In an interview late Friday, DiBello clarified the statements in the video. The comment about the letters, he said, came from an unnamed White House staffer he encountered during meetings on Capitol Hill. The staffer claimed, he said, that they had been “overwhelmed” with letters, first stating that they had received a couple hundred thousand letters, and later increased to 400,000 to 500,000. He also said that the letters came up in a meeting with Congresswoman Suzanne Kosmas, whose district includes the Kennedy Space Center; she had tried to arrange for the delivery of the letters. Regardless of the exact number of letters that had been sent, he said, “it’s still a remarkable achievement.”

From a practical standpoint, though, it’s hard to see how a relatively small campaign like Save Space could have generated a half-million letters in a month’s time. In a video released by the White House in August, Director of Presidential Correspondence Mike Kelleher said that they receive 65,000 letters per week on all topics. If Save Space effectively doubled the White House’s mail volume—something that surely would have been noticed—it still would have come far short of that 500,000-letter goal after only a month.
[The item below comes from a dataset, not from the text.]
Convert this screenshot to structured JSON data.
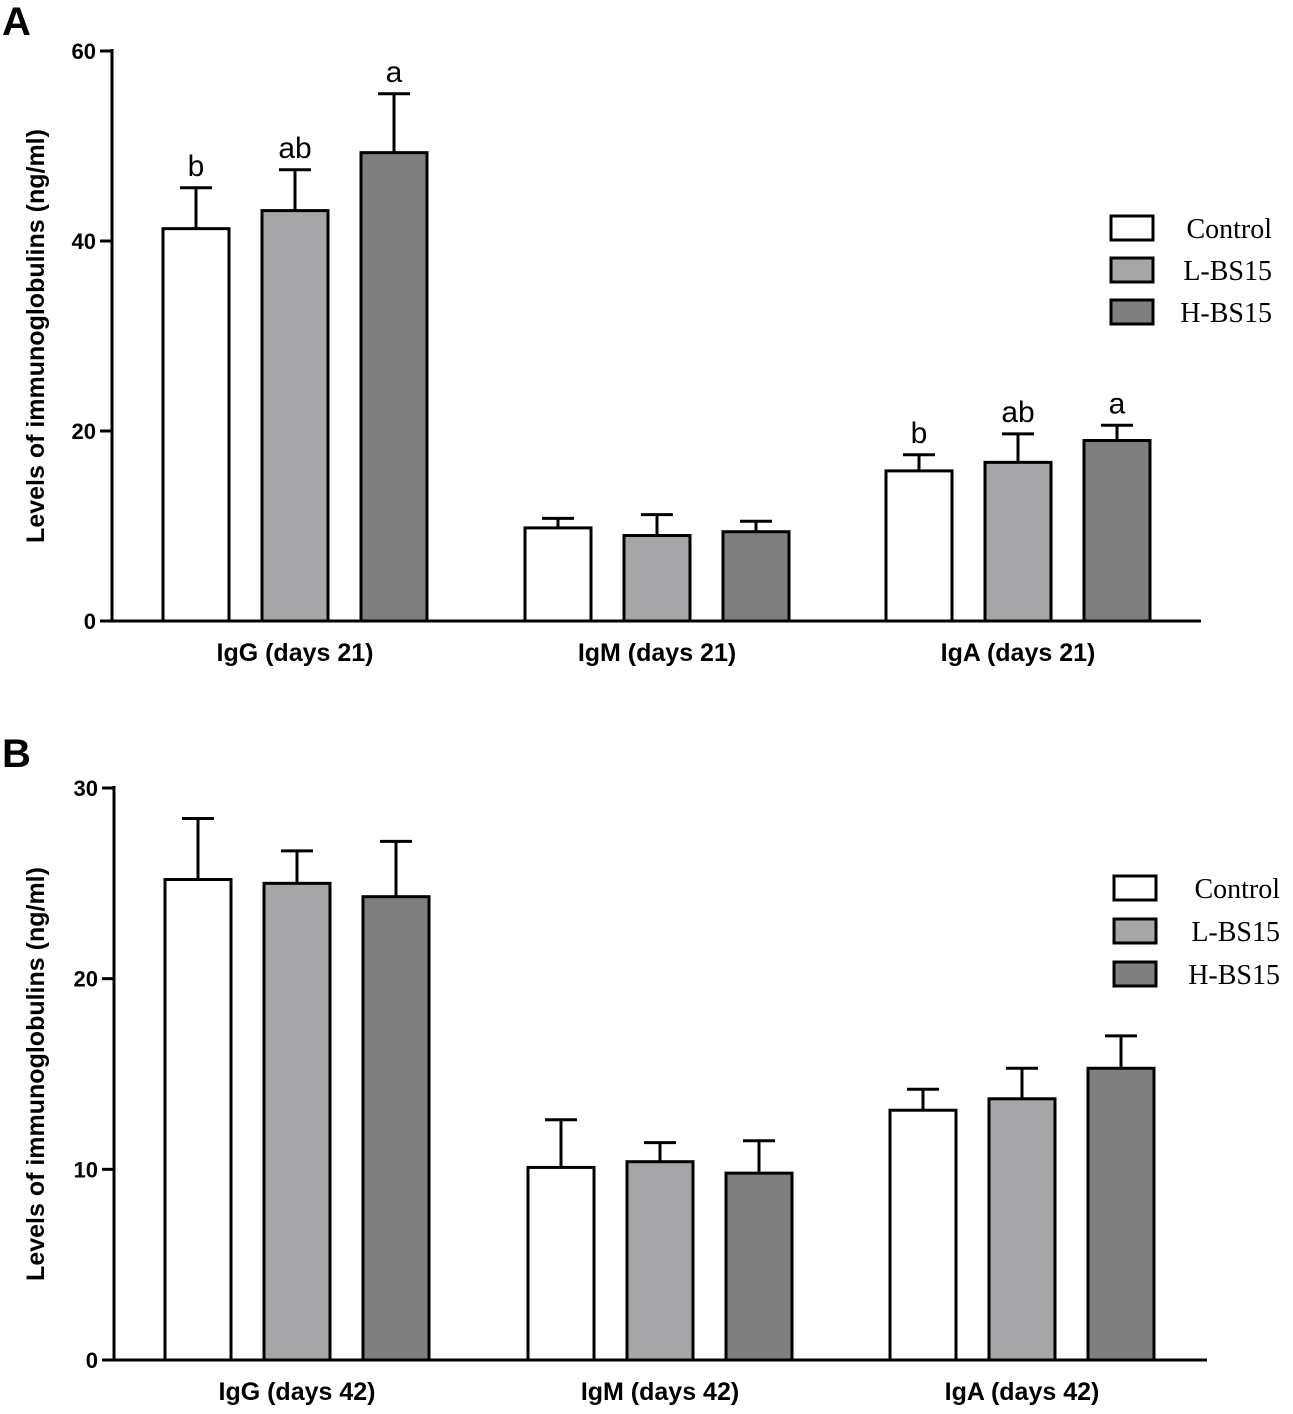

And if the letters were coming in at a lower, but probably more realistic rate—perhaps 10 percent of that existing volume of mail—it would take over a year to reach the 500,000-letter plateau.

“The space community is not a patient lot, and we’re not putting up well with the pace, the priority, and the inconvenience of having to wait for the new administration to determine our direction and level of resources committed to the civil space program,” NASA’s Alan Ladwig said.

Another reason, perhaps, why Save Space did not play up this apparent achievement of their original goal is more strategic in nature. “While we are pleased that hundreds of thousands of letters supporting the space program are reaching Washington DC, we do not want people to think that we’ve achieved our ultimate goal” of winning additional funding for NASA, Save Space spokesperson Leigh Holt said in an email. “Our true goal will not be reached until that decision is made.”

 

Right now many in the space field are waiting impatiently for that White House decision. “The space community is not a patient lot, and we’re not putting up well with the pace, the priority, and the inconvenience of having to wait for the new administration to determine our direction and level of resources committed to the civil space program,” NASA’s Alan Ladwig said in a speech Friday at a space law conference in Washington held by the University of Nebraska College of Law.

However, when such a decision is made—be it next week or next month or early next year, when the fiscal year 2011 budget proposal is released—it will only be the beginning of an even more intense lobbying effort as companies, organizations, and other space advocates all pressure Congress to either adopt those plans or alter them. When that time comes, will space advocates be better prepared than they appear to be now?